Monday, October 15, 2012

Presidential Debates and the Lincoln-Douglas Template


Presidential debates are important, but they may not decide elections.

It has been generally conceded that Republican presidential nominee Mitt Romney won his first debate with incumbent Democratic President Barack Obama. The second debate is not a “debate’ in the Lincoln-Douglas sense of the term. It has been billed as a “town hall meeting” that pivots on questions taken from the audience, a format more nearly like a press conference, the audience playing the part of news interrogators.

The first Obama-Romney debate followed a similar format featuring a real reporter who failed to satisfy the modest expectations of the Obama camp: Any interrogation that does not result in a clear victory for Obama is by definition defective. In political contests it is fatal to attribute the loss of a debate to defects in the debator.
The Lincoln-Douglas debates were quite different, chiefly because the debaters, Lincoln more often than Douglas, shaped the format. The media of the day, highly partisan, was content to record the debates, the Republican press burnishing Lincoln’s remarks and the Democratic press touching up Douglas’ remarks to his benefit.

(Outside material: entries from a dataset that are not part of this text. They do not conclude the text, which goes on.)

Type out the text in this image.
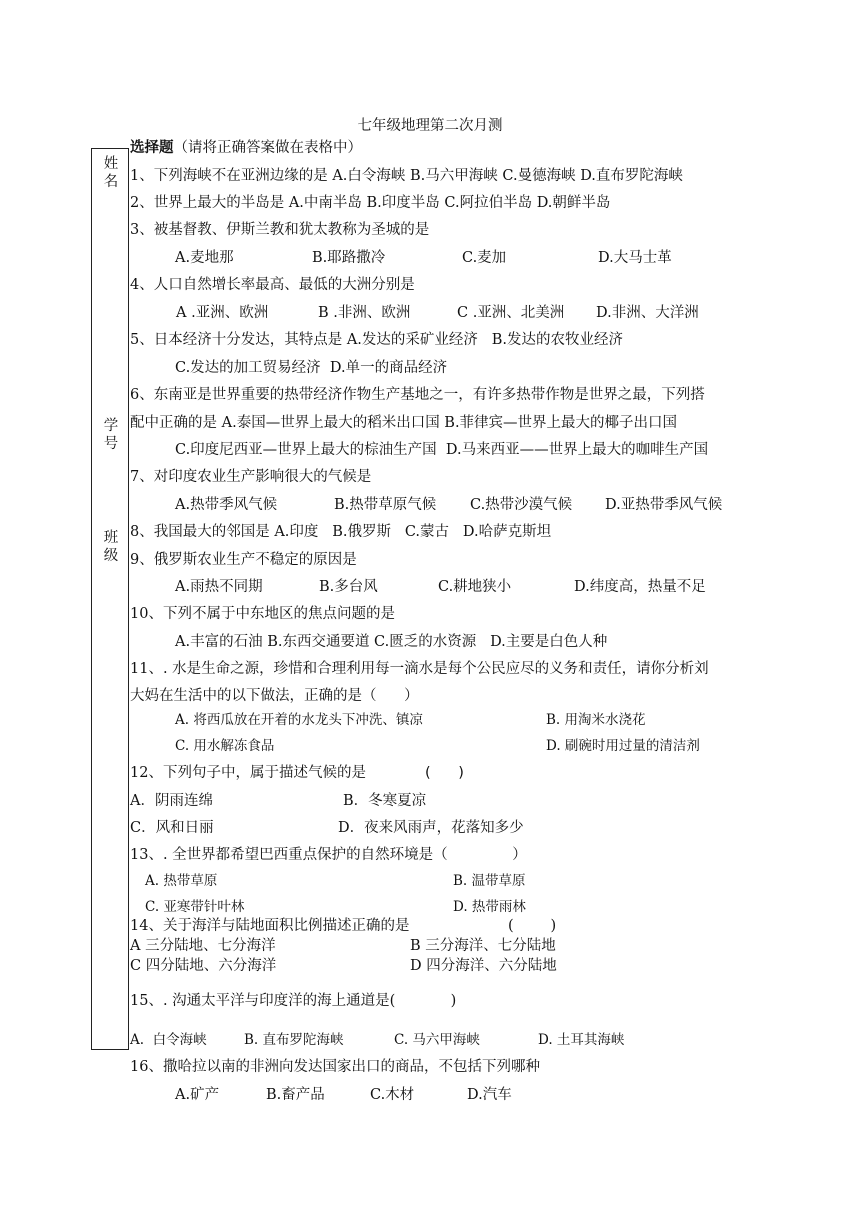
七年级地理第二次月测
姓
名
学
号
班
级
选择题（请将正确答案做在表格中）
1、下列海峡不在亚洲边缘的是 A.白令海峡 B.马六甲海峡 C.曼德海峡 D.直布罗陀海峡
2、世界上最大的半岛是 A.中南半岛 B.印度半岛 C.阿拉伯半岛 D.朝鲜半岛
3、被基督教、伊斯兰教和犹太教称为圣城的是
A.麦地那	B.耶路撒冷	C.麦加	D.大马士革
4、人口自然增长率最高、最低的大洲分别是
A .亚洲、欧洲	B .非洲、欧洲	C .亚洲、北美洲 D.非洲、大洋洲
5、日本经济十分发达，其特点是 A.发达的采矿业经济   B.发达的农牧业经济
C.发达的加工贸易经济  D.单一的商品经济
6、东南亚是世界重要的热带经济作物生产基地之一，有许多热带作物是世界之最，下列搭
配中正确的是 A.泰国—世界上最大的稻米出口国 B.菲律宾—世界上最大的椰子出口国
C.印度尼西亚—世界上最大的棕油生产国  D.马来西亚——世界上最大的咖啡生产国
7、对印度农业生产影响很大的气候是
A.热带季风气候	B.热带草原气候 C.热带沙漠气候 D.亚热带季风气候
8、我国最大的邻国是 A.印度   B.俄罗斯   C.蒙古   D.哈萨克斯坦
9、俄罗斯农业生产不稳定的原因是
A.雨热不同期	B.多台风	C.耕地狭小	D.纬度高，热量不足
10、下列不属于中东地区的焦点问题的是
A.丰富的石油 B.东西交通要道 C.匮乏的水资源   D.主要是白色人种
11、. 水是生命之源，珍惜和合理利用每一滴水是每个公民应尽的义务和责任，请你分析刘
大妈在生活中的以下做法，正确的是（      ）
A. 将西瓜放在开着的水龙头下冲洗、镇凉	B. 用淘米水浇花
C. 用水解冻食品	D. 刷碗时用过量的清洁剂
12、下列句子中，属于描述气候的是	(      )
A．阴雨连绵	B．冬寒夏凉
C．风和日丽	D．夜来风雨声，花落知多少
13、. 全世界都希望巴西重点保护的自然环境是（              ）
A. 热带草原	B. 温带草原
C. 亚寒带针叶林	D. 热带雨林
14、关于海洋与陆地面积比例描述正确的是	(        )
A 三分陆地、七分海洋	B 三分海洋、七分陆地
C 四分陆地、六分海洋	D 四分海洋、六分陆地
15、. 沟通太平洋与印度洋的海上通道是(            )
A.  白令海峡	B. 直布罗陀海峡	C. 马六甲海峡	D. 土耳其海峡
16、撒哈拉以南的非洲向发达国家出口的商品，不包括下列哪种
A.矿产	B.畜产品	C.木材	D.汽车
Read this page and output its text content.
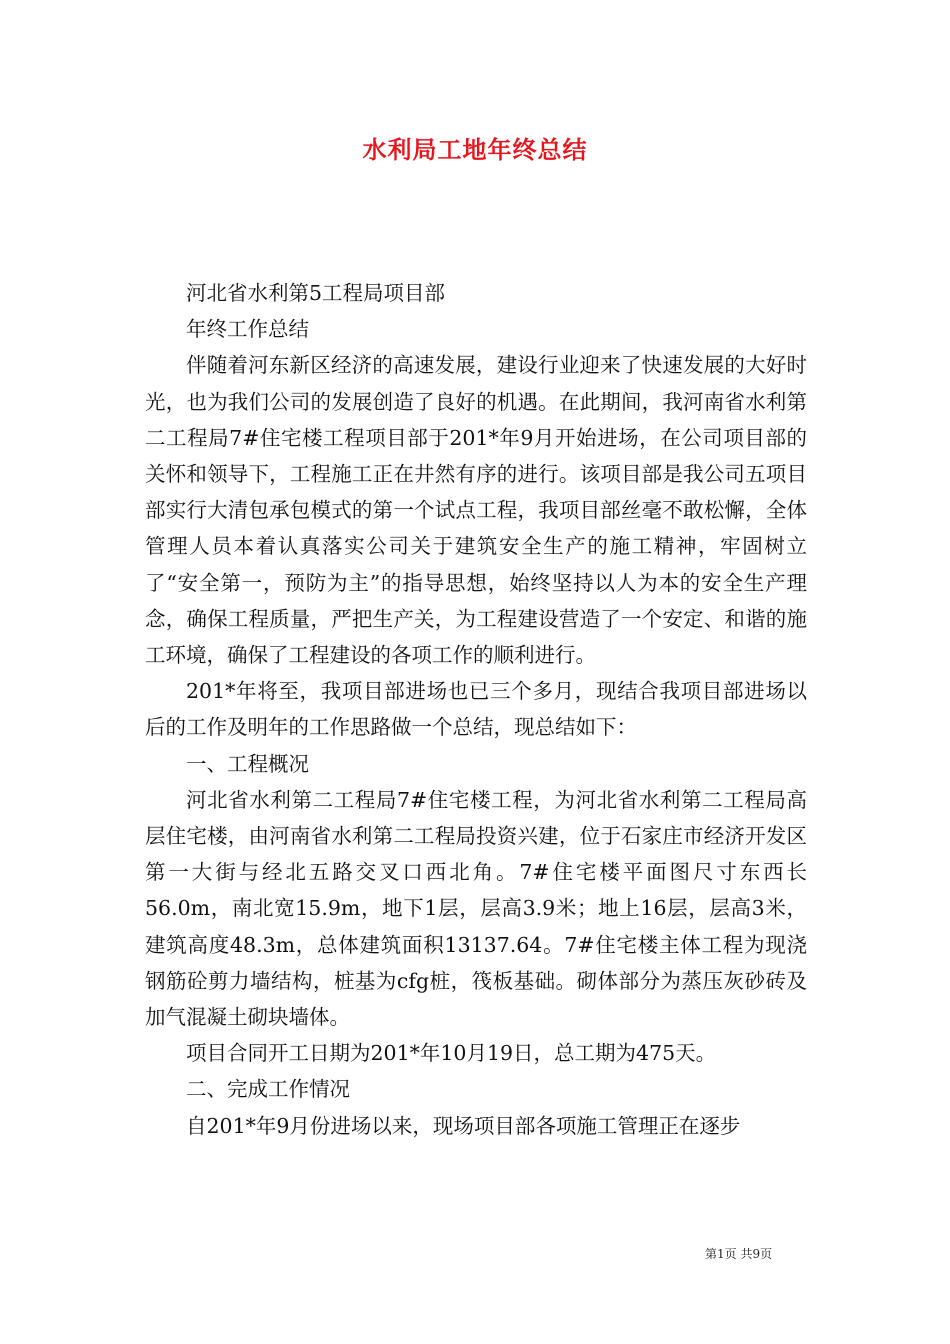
水利局工地年终总结

河北省水利第5工程局项目部

年终工作总结

伴随着河东新区经济的高速发展，建设行业迎来了快速发展的大好时光，也为我们公司的发展创造了良好的机遇。在此期间，我河南省水利第二工程局7#住宅楼工程项目部于201*年9月开始进场，在公司项目部的关怀和领导下，工程施工正在井然有序的进行。该项目部是我公司五项目部实行大清包承包模式的第一个试点工程，我项目部丝毫不敢松懈，全体管理人员本着认真落实公司关于建筑安全生产的施工精神，牢固树立了“安全第一，预防为主”的指导思想，始终坚持以人为本的安全生产理念，确保工程质量，严把生产关，为工程建设营造了一个安定、和谐的施工环境，确保了工程建设的各项工作的顺利进行。

201*年将至，我项目部进场也已三个多月，现结合我项目部进场以后的工作及明年的工作思路做一个总结，现总结如下：

一、工程概况

河北省水利第二工程局7#住宅楼工程，为河北省水利第二工程局高层住宅楼，由河南省水利第二工程局投资兴建，位于石家庄市经济开发区第一大街与经北五路交叉口西北角。7#住宅楼平面图尺寸东西长56.0m，南北宽15.9m，地下1层，层高3.9米；地上16层，层高3米，建筑高度48.3m，总体建筑面积13137.64。7#住宅楼主体工程为现浇钢筋砼剪力墙结构，桩基为cfg桩，筏板基础。砌体部分为蒸压灰砂砖及加气混凝土砌块墙体。

项目合同开工日期为201*年10月19日，总工期为475天。

二、完成工作情况

自201*年9月份进场以来，现场项目部各项施工管理正在逐步

第1页 共9页
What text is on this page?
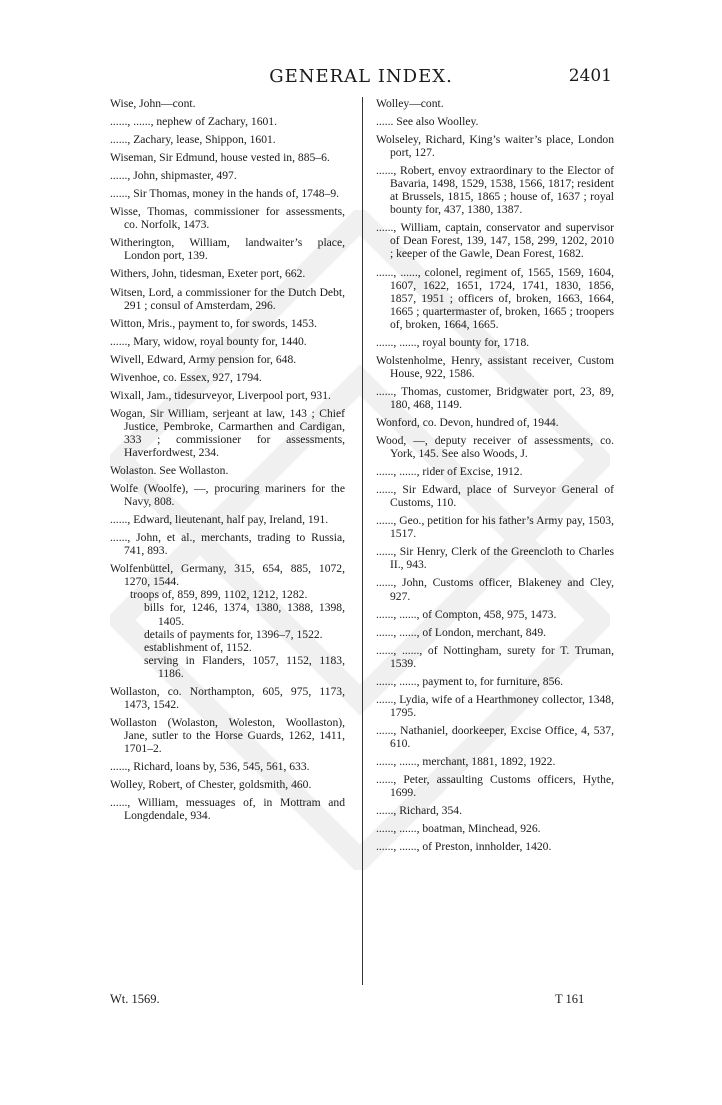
GENERAL INDEX.	2401

Wise, John—cont.

......, ......, nephew of Zachary, 1601.

......, Zachary, lease, Shippon, 1601.

Wiseman, Sir Edmund, house vested in, 885–6.

......, John, shipmaster, 497.

......, Sir Thomas, money in the hands of, 1748–9.

Wisse, Thomas, commissioner for assessments, co. Norfolk, 1473.

Witherington, William, landwaiter’s place, London port, 139.

Withers, John, tidesman, Exeter port, 662.

Witsen, Lord, a commissioner for the Dutch Debt, 291 ; consul of Amsterdam, 296.

Witton, Mris., payment to, for swords, 1453.

......, Mary, widow, royal bounty for, 1440.

Wivell, Edward, Army pension for, 648.

Wivenhoe, co. Essex, 927, 1794.

Wixall, Jam., tidesurveyor, Liverpool port, 931.

Wogan, Sir William, serjeant at law, 143 ; Chief Justice, Pembroke, Carmarthen and Cardigan, 333 ; commissioner for assessments, Haverfordwest, 234.

Wolaston. See Wollaston.

Wolfe (Woolfe), —, procuring mariners for the Navy, 808.

......, Edward, lieutenant, half pay, Ireland, 191.

......, John, et al., merchants, trading to Russia, 741, 893.

Wolfenbüttel, Germany, 315, 654, 885, 1072, 1270, 1544.

troops of, 859, 899, 1102, 1212, 1282.

bills for, 1246, 1374, 1380, 1388, 1398, 1405.

details of payments for, 1396–7, 1522.

establishment of, 1152.

serving in Flanders, 1057, 1152, 1183, 1186.

Wollaston, co. Northampton, 605, 975, 1173, 1473, 1542.

Wollaston (Wolaston, Woleston, Woollaston), Jane, sutler to the Horse Guards, 1262, 1411, 1701–2.

......, Richard, loans by, 536, 545, 561, 633.

Wolley, Robert, of Chester, goldsmith, 460.

......, William, messuages of, in Mottram and Longdendale, 934.

Wolley—cont.

...... See also Woolley.

Wolseley, Richard, King’s waiter’s place, London port, 127.

......, Robert, envoy extraordinary to the Elector of Bavaria, 1498, 1529, 1538, 1566, 1817; resident at Brussels, 1815, 1865 ; house of, 1637 ; royal bounty for, 437, 1380, 1387.

......, William, captain, conservator and supervisor of Dean Forest, 139, 147, 158, 299, 1202, 2010 ; keeper of the Gawle, Dean Forest, 1682.

......, ......, colonel, regiment of, 1565, 1569, 1604, 1607, 1622, 1651, 1724, 1741, 1830, 1856, 1857, 1951 ; officers of, broken, 1663, 1664, 1665 ; quartermaster of, broken, 1665 ; troopers of, broken, 1664, 1665.

......, ......, royal bounty for, 1718.

Wolstenholme, Henry, assistant receiver, Custom House, 922, 1586.

......, Thomas, customer, Bridgwater port, 23, 89, 180, 468, 1149.

Wonford, co. Devon, hundred of, 1944.

Wood, —, deputy receiver of assessments, co. York, 145. See also Woods, J.

......, ......, rider of Excise, 1912.

......, Sir Edward, place of Surveyor General of Customs, 110.

......, Geo., petition for his father’s Army pay, 1503, 1517.

......, Sir Henry, Clerk of the Greencloth to Charles II., 943.

......, John, Customs officer, Blakeney and Cley, 927.

......, ......, of Compton, 458, 975, 1473.

......, ......, of London, merchant, 849.

......, ......, of Nottingham, surety for T. Truman, 1539.

......, ......, payment to, for furniture, 856.

......, Lydia, wife of a Hearthmoney collector, 1348, 1795.

......, Nathaniel, doorkeeper, Excise Office, 4, 537, 610.

......, ......, merchant, 1881, 1892, 1922.

......, Peter, assaulting Customs officers, Hythe, 1699.

......, Richard, 354.

......, ......, boatman, Minchead, 926.

......, ......, of Preston, innholder, 1420.

Wt. 1569.	T 161
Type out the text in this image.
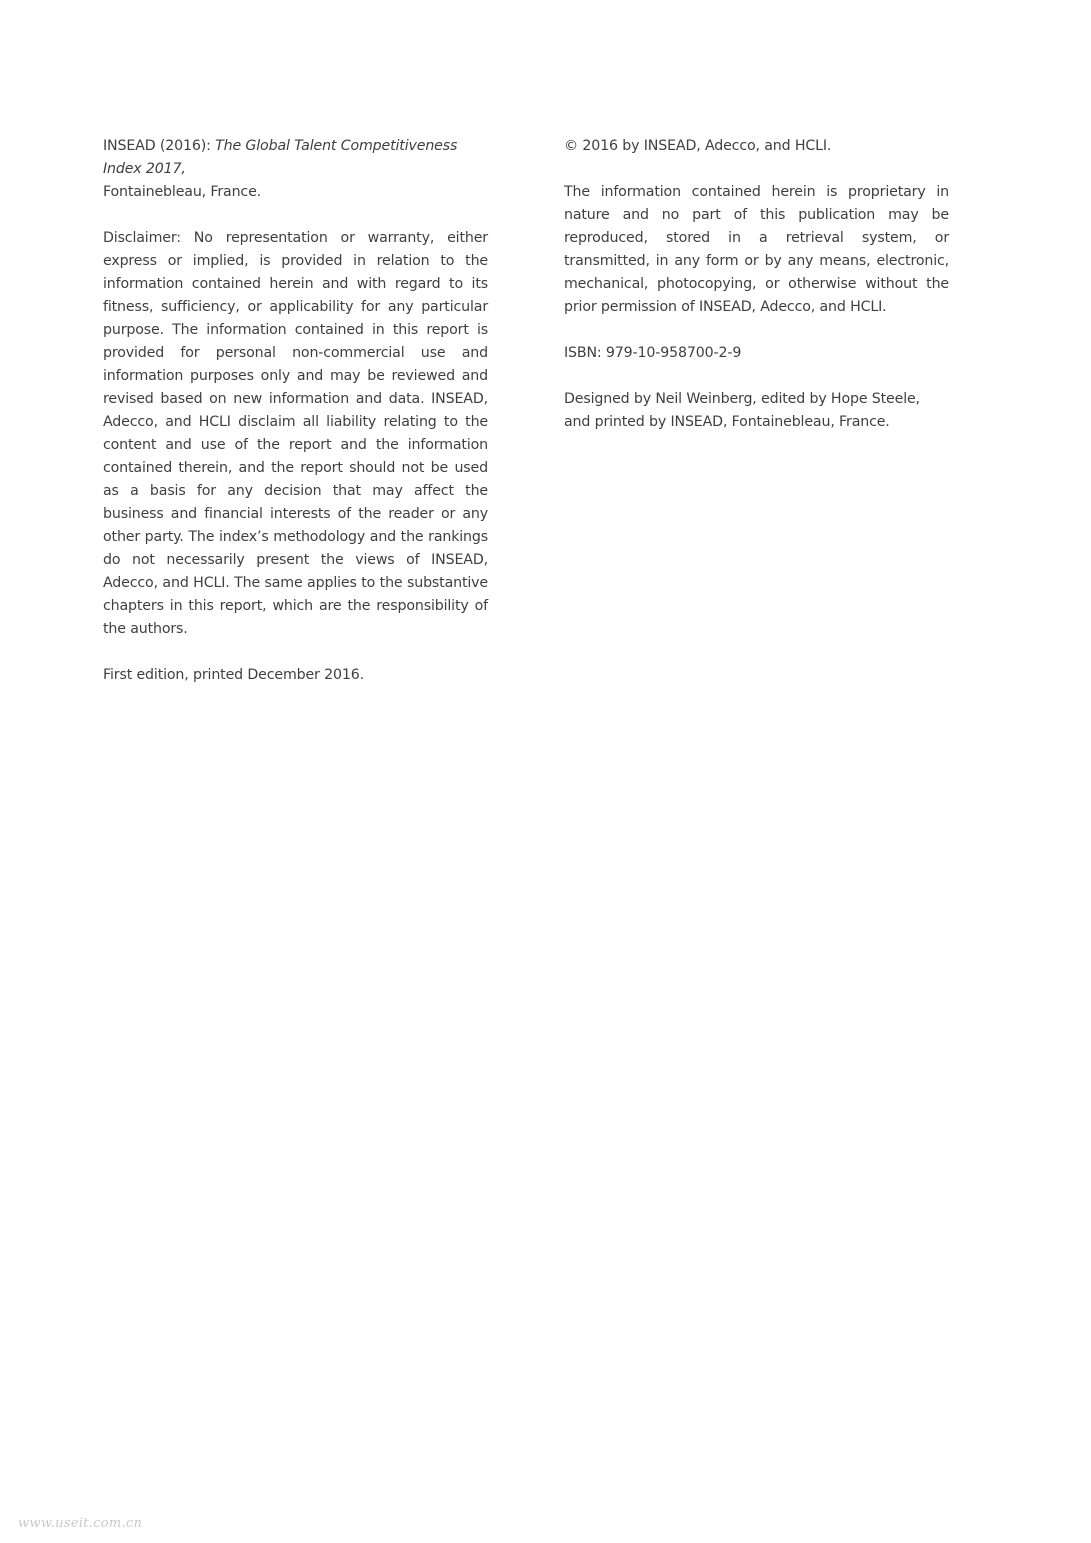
INSEAD (2016): The Global Talent Competitiveness Index 2017,
Fontainebleau, France.

Disclaimer: No representation or warranty, either express or implied, is provided in relation to the information contained herein and with regard to its fitness, sufficiency, or applicability for any particular purpose. The information contained in this report is provided for personal non-commercial use and information purposes only and may be reviewed and revised based on new information and data. INSEAD, Adecco, and HCLI disclaim all liability relating to the content and use of the report and the information contained therein, and the report should not be used as a basis for any decision that may affect the business and financial interests of the reader or any other party. The index’s methodology and the rankings do not necessarily present the views of INSEAD, Adecco, and HCLI. The same applies to the substantive chapters in this report, which are the responsibility of the authors.

First edition, printed December 2016.

© 2016 by INSEAD, Adecco, and HCLI.

The information contained herein is proprietary in nature and no part of this publication may be reproduced, stored in a retrieval system, or transmitted, in any form or by any means, electronic, mechanical, photocopying, or otherwise without the prior permission of INSEAD, Adecco, and HCLI.

ISBN: 979-10-958700-2-9

Designed by Neil Weinberg, edited by Hope Steele,
and printed by INSEAD, Fontainebleau, France.

www.useit.com.cn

Lincoln and Douglas were not presented with questions formulated by reporters. The matter of the debates was shaped by the contestants themselves and the pressing events of the day – most especially the question whether slavery should be permitted in the territories, nascent states of the future the destiny of which was to be decided by a bitterly divided national legislature.

Lincoln was especially adept at constructing what he supposed was a non-confrontational narrative on the subject of slavery, a via media that at first seemed to bridge differences: Slavery would be permitted in the states where it existed, but not in the territories. In the service of his argument, Lincoln enlisted the Declaration of Independence and what he supposed to be the founder’s understanding of America’s “peculiar institution.” Ultimately, the slavery issue was decided by bayonets and bullets, the final bloody resolution staged on the battlefields of Antietam and Gettysburg.

And so, while the issue of slavery and the preservation of the union was decided at last in Lincoln’s favor, it should be recalled that Douglas won the 1858 senatorial election. According to the modern view, who wins the election – by whatever means, foul or fair – is the winner of the debate. Douglas therefore “won” the debates, even though historic events later vindicated Lincoln’s vision.

There are some enduring lessons to be learned from the Lincoln-Douglas debates that do apply to modern times.

The media of Lincoln’s day achieved a partisan balance because the partisan force exerted by newspapers, little more than party organs, was evenly distributed. Lincoln and Douglas did not shrink from a vigorous discussion of issues certainly more inflammatory than the pressing issues of our day. And neither Lincoln nor Douglas sought to retreat behind a convenient rhetorical shield often utilized in our day by incumbents; namely, that a public discussion of a particular issue may so adversely impact policy that it should not be ventilated in public campaigns. Every incumbent politician seeks to withdraw from public debate issues most harmful to his re-election, and every challenger worth his salt seeks to exploit them.

Finally, it should never be far from our minds that the pull of events, far more than public oratory, determines the destiny of nations. Events on the ground, far more than oratorical contests, will shape the destiny of the United States as it moves into a century of strife and challenge.

The future is never entirely clear. We see it in present events through a glass, darkly. But the red flags of the future are all around us: a weak economy; a resurgent Islam; the marginalization of institutional moral authorities such as the family, the church, the school and voluntary charitable organizations; the near collapse of maintenance government, as opposed to illiberal, authoritarian schemes of government that diminish the force and liberty of men and women of good will.

Transported into the 21st century, Lincoln, the nation’s apostle of liberty, might have added something worthwhile to our enduring national debate concerning liberty.